Wirtschaft

Dorfgastein - der gezähmte Wildbach liefert jetzt auch sauberen Strom

Die Bundesforste eröffnen diese Woche ihr siebtes Kleinkraftwerk in Österreich. Die Gemeinde Dorfgastein bekommt daraus zwar keine Einnahmen, ist aber trotzdem zufrieden.

Projekte verschiedener Interessenten gab es hier seit Jahren. Den Bundesforsten ist es gelungen, am Luggauerbach in Dorfgastein ein Wasserkraftwerk zu verwirklichen. Die Gemeinde hat zwar finanziell nichts davon, ist aber dennoch froh.

Am Freitag wird das Kraftwerk offiziell eröffnet. Ab 13.45 Uhr gibt es einen Tag der offenen Tür. Nach nur acht Monaten Bauzeit - trotz eines langen Winters - konnte im März der Probebetrieb beginnen. Seit Juni läuft der Normalbetrieb. Das Kraftwerk kann rund 1000 Haushalte mit Strom versorgen. Die geplante Jahreserzeugung liege bei etwa vier Millionen Kilowattstunden. "Es ist mittlerweile unser siebtes Kleinwasserkraftwerk", sagt Bundesforste-Vorstand Georg Schöppl. In Salzburg sind es drei: Luggauerbach, Dienten und Taurach (Untertauern). Zum Teil kooperiert das Unternehmen dabei mit Partnern. So hält in Untertauern die Hotel Lürzerhof GmbH 40 Prozent. Das KW Taurach, das deutlich mehr um die Natur besorgte Kritiker auf den Plan gerufen hat als jenes im Gasteiner Tal, befindet sich bereits im Probebetrieb, die Eröffnung ist für das nächste Jahr vorgesehen.

Insgesamt habe sich bei den Bundesforsten die Stromproduktion aus erneuerbaren Energiequellen (einschließlich Wind und Biomasse) in den vergangenen zehn Jahren verdoppelt, so Schöppl. Derzeit könnte man damit eine Stadt in der Größenordnung von Salzburg versorgen.

In Dorfgastein sagt Bürgermeister Rudolf Trauner (SPÖ): "Es freut uns, dass es erneuerbare Energie ist." Auch die Bauabwicklung sei so positiv wie bei kaum einem anderen Projekt gewesen. Ursprüngliche Natur sei nicht geopfert worden, weil das Gewässer durch notwendige Wildbachverbauungen ohnehin schon eingeschränkt sei.

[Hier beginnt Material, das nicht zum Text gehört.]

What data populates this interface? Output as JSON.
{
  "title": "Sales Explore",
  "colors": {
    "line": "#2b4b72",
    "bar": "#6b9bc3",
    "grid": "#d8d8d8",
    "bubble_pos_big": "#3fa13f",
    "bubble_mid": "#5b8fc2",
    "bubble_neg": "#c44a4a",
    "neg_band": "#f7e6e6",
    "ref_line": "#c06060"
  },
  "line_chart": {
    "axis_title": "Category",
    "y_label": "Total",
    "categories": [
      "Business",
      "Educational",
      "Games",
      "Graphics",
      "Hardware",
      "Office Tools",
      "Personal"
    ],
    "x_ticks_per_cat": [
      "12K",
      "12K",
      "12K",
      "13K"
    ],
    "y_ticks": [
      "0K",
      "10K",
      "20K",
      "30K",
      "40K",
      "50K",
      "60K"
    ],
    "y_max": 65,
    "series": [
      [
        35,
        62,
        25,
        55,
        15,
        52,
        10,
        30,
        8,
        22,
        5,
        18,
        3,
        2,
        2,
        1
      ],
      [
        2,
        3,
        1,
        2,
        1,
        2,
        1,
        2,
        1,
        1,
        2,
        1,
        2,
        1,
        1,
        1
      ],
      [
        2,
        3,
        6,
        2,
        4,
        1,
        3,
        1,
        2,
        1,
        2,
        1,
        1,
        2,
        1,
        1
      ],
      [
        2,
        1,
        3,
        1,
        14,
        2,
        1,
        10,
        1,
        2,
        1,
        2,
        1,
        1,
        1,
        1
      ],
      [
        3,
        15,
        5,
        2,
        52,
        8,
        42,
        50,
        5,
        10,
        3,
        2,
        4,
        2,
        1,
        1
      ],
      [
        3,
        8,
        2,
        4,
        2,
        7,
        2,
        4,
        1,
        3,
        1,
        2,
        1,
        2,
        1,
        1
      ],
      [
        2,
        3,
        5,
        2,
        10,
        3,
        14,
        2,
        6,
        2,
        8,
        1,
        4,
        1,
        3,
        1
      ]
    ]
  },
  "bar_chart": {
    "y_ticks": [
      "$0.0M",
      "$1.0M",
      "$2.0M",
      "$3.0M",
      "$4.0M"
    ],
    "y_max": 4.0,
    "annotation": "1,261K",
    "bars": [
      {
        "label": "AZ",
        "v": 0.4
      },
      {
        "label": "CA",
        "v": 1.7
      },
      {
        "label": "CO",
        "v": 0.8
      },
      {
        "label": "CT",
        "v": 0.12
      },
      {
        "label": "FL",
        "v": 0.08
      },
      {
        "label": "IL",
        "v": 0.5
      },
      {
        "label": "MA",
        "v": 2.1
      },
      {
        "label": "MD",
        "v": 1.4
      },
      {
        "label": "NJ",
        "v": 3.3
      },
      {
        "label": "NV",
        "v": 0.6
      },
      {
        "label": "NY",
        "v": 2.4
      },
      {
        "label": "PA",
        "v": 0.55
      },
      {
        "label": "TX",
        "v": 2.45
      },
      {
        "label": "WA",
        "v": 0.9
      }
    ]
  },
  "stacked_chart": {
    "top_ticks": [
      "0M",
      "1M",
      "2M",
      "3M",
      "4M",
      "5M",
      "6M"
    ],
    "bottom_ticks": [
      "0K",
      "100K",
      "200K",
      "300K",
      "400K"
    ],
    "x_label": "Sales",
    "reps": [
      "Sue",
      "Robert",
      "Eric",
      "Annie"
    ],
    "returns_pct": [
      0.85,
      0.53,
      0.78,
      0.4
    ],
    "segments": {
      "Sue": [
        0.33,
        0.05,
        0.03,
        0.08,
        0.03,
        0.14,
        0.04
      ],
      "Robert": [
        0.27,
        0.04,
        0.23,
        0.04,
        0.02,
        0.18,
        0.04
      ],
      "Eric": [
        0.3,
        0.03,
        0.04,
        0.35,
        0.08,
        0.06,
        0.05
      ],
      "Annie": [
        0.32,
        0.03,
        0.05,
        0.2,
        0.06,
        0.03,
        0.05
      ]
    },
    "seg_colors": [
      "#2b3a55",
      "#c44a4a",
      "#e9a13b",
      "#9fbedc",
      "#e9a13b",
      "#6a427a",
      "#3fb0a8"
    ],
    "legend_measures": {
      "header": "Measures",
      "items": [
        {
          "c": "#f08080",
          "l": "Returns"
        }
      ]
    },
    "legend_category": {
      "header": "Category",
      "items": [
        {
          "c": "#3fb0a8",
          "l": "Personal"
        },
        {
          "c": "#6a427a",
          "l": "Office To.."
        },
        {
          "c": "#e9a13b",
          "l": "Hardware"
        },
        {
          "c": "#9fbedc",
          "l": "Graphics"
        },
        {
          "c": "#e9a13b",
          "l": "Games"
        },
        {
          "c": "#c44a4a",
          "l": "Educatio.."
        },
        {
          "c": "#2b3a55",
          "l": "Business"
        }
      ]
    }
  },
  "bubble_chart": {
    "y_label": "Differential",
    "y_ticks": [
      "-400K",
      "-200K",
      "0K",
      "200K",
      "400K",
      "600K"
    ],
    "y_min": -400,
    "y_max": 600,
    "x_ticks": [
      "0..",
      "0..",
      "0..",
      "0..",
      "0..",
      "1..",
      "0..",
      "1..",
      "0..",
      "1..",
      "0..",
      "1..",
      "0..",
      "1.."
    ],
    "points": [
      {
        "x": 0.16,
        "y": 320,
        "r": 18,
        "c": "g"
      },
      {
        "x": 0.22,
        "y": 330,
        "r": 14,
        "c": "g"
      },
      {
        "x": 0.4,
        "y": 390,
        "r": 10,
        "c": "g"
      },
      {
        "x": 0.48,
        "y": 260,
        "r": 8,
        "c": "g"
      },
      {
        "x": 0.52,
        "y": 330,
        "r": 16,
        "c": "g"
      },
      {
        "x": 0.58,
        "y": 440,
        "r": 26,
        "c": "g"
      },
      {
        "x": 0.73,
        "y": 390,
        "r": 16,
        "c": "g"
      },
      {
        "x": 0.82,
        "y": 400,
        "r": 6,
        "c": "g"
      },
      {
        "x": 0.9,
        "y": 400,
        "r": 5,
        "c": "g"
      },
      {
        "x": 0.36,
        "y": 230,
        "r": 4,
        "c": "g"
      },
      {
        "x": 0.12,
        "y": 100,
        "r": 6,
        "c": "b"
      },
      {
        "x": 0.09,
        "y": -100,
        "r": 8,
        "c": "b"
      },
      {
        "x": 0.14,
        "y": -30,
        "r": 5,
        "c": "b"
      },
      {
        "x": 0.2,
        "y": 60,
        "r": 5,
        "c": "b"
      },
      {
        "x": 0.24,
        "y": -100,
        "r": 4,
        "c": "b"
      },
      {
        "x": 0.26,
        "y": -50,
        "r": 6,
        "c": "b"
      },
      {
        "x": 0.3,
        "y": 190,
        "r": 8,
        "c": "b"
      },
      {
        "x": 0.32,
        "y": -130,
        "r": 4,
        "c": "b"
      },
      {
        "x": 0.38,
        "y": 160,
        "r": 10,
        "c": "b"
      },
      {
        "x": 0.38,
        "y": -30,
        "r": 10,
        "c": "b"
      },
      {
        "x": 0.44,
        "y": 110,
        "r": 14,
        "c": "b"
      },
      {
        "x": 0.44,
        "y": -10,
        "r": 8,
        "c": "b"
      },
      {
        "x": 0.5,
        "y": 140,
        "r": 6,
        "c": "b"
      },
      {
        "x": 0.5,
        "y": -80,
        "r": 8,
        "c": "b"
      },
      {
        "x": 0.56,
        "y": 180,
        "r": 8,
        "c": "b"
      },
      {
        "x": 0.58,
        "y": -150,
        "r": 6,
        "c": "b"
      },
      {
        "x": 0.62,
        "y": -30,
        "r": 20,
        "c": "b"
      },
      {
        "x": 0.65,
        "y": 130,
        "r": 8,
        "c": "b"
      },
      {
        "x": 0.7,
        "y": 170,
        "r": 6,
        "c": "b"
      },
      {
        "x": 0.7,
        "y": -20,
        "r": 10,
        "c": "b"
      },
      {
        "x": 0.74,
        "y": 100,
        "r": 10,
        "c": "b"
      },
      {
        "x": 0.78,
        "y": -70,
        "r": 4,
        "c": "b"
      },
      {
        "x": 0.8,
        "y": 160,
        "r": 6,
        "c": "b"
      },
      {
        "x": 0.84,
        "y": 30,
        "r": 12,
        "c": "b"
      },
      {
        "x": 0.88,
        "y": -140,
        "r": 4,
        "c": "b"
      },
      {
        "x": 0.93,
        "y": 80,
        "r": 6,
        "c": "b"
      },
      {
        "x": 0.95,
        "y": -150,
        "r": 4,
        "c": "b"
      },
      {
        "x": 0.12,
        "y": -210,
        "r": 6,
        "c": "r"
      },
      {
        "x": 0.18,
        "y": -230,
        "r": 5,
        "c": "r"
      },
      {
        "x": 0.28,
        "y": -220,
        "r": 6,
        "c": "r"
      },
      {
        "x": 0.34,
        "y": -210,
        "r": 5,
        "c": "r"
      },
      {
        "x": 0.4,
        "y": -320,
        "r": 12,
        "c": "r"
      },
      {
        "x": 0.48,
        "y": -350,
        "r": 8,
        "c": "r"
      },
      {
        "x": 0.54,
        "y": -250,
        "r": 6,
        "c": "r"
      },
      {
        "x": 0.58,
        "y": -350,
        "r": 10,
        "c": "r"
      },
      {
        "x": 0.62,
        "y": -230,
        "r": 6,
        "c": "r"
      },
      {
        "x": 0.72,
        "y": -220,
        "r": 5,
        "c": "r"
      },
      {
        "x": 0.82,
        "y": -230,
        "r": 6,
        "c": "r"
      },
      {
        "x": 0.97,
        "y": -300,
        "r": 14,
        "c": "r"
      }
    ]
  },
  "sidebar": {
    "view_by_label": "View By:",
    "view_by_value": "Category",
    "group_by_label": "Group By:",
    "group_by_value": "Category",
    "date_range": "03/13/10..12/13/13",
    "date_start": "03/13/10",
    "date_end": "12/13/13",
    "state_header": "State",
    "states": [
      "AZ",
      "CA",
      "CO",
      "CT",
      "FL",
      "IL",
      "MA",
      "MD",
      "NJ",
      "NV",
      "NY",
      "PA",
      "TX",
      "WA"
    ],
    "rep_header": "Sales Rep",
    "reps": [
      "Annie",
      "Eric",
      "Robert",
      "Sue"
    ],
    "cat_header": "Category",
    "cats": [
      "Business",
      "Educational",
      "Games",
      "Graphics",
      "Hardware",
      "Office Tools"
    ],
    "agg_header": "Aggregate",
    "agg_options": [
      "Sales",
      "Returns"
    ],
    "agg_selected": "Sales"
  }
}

Technisch herausfordernd war die 1,6 Kilometer lange, unterirdisch verlegte Druckrohrleitung über steiles Gelände. Die Fallhöhe gibt der Betreiber mit 270 Metern an, den Wirkungsgrad mit mehr als 90 Prozent. Das Krafthaus ist mit Lärchenholz verkleidet. Eine Glasfront gibt den Blick auf Turbine und Generator frei.

Die Bundesforste verweisen zudem auf ökologische Maßnahmen: eine naturnahe Rampe für Fische, die Rücksicht auf ein Erlenwäldchen, ein renaturiertes Biotop, ein zusätzlicher Tümpel für Amphibien sowie eine neu gefasste Trinkwasserquelle.